Let $\Phi$ be an irreducible root system with a base $\Delta$ and $\lambda, \eta$ be positive roots such that $\lambda \prec \eta$ and $ht(\eta)-ht(\lambda)\geq 2$.
Question: Does there exist another root $\zeta \neq \lambda, \eta$ such that $\lambda \prec \zeta \prec \eta$ ?
Originally, I tried to prove the following claim: If $\lambda \prec \eta$ are positive roots, then there exists a sequence of simple roots $\alpha_1, \dots, \alpha_k$ (not necessarily distinct) such that $\eta=\lambda+\alpha_1 +\dots +\alpha_k$ and each partial sum $\lambda+\alpha_1+\dots +\alpha_i$ is a root. This can be proved by induction on $ht(\eta)-ht(\lambda)$ if the assertion being questioned is true.
J.Humphreys' Lie algebra book presents a lemma which seems relevant.

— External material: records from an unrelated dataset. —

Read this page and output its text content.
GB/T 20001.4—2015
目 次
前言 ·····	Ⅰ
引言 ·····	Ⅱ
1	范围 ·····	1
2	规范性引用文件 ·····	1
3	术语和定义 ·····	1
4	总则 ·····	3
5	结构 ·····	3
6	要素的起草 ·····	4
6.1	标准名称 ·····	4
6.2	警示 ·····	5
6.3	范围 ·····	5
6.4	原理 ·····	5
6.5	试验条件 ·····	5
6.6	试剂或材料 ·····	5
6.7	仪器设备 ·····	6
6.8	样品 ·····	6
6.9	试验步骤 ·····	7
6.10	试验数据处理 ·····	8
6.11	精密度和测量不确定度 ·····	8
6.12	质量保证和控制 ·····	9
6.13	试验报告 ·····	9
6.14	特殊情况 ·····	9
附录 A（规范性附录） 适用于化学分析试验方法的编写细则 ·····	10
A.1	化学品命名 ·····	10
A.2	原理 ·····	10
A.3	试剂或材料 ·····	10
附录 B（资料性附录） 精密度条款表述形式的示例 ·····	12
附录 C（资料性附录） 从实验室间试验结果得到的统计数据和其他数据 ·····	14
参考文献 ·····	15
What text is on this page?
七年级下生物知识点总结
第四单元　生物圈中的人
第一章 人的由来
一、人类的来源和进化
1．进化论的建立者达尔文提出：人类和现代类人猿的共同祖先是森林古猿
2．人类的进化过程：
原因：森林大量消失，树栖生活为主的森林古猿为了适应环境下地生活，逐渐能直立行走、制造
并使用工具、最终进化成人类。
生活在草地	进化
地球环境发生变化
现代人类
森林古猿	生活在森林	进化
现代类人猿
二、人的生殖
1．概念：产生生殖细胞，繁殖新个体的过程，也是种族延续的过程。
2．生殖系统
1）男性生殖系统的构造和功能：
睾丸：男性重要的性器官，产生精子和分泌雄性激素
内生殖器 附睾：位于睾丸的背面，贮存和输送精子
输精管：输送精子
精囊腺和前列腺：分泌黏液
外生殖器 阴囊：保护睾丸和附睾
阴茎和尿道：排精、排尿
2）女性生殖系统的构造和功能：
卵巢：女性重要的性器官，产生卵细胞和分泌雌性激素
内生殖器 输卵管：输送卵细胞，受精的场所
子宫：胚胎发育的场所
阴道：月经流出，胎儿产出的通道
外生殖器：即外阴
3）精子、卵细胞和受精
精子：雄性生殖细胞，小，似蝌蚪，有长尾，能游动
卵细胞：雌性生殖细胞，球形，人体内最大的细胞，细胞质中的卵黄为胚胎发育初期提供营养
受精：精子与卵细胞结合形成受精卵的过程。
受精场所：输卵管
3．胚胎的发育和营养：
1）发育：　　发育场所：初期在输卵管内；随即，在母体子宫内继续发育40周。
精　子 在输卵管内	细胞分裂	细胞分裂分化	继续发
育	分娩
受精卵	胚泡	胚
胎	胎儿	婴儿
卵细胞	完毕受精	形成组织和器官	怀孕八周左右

Lemma 10.2.A. If $\alpha$ is positive but not simple, then $\alpha – \beta$ is a root (necessarily positive) for some $\beta \in \Delta$.
Indeed, this lemma yields a corollary similar to the question: Each positive root $\beta$ can be written in the form $\alpha_1 + \dots + \alpha_k$ ($\alpha_i \in \Delta$, not necessarily distinct) in such a way that each partial sum $\alpha_1 + … + \alpha_i$ is a root.
But I can't go further with this lemma.
So far, I proved the claim only in the following simple case. Put $\Delta=\{\alpha_1, \dots, \alpha_m \}$ and write $\lambda=\sum_{i=1}^{m} c_i \alpha_i$, $\eta=\sum_{i=1}^{m} d_i \alpha_i$. If $c_i = d_i$ for $2\leq i \leq m$, then the claim holds since the $\alpha_1$-string through $\lambda$ is unbroken from $\lambda$ to $\eta$.
I believe the claim is true and cannot find a counter-example yet, but this post(Hasse diagrams of irreducible root systems) maybe useful if you seek one.
EDIT
We could take a look at the simple Lie algebra $L$ having root system $\Phi$ and prove a weakened version of the statement. Here $\eta$ is assumed to be the maximal root.
Suppose the assertion being questioned is not true. Then for any $\alpha \in \Delta$, $\lambda + \alpha$ is not a root. It follows that a nonzero vector $w^+ \in L_\lambda$ becomes a maximal vector for the adjoint representation of $L$.
According to the (corollary of) theorem 20.2 in Humphreys, standard cyclic $L$-module which is irreducible has the unique maximal vector up to nonzero scalar multiples. Since $L$ is simple, it is irreducible as an $L$-module. On the other hand, $L=\mathfrak{U}(L).v^+$ for $0 \neq v^+ \in L_\eta$ because $L$ is simple. Thus $\eta$ should equal to $\lambda$; contradiction.
Best Answer
Here I post a sketch of a possible proof. I hope I'm not missing anything.
Look at the support of the two roots.
Case 1) if $supp\, \lambda \subsetneq supp\, \eta$ then consider a simple root $\alpha$ in $supp\, \eta \setminus supp\, \lambda$ such that $(\alpha, \beta)\neq 0$ for some $\beta \in supp\, \lambda$.
Then $\lambda +\alpha$ is a root. (Observe that this is a consequence of the fact that the support of a root is connected)
Case 2) if $supp\, \lambda = supp\, \eta$ suppose $\eta -\lambda= \alpha_1+\alpha_2$. If $(\alpha_i, \lambda)< 0$ for some $i$, then $\lambda +\alpha_i$ is a root and we are ok. If $(\alpha_i, \lambda)> 0$, the fact that $\eta>\lambda$ and our assumption on the support implies that $(\alpha_i, \eta)> 0$ and then $\eta-\alpha_i$ is a root. The case $(\alpha_i, \lambda)= 0$ is completely similar but you have to pay attention in choosing the right simple root.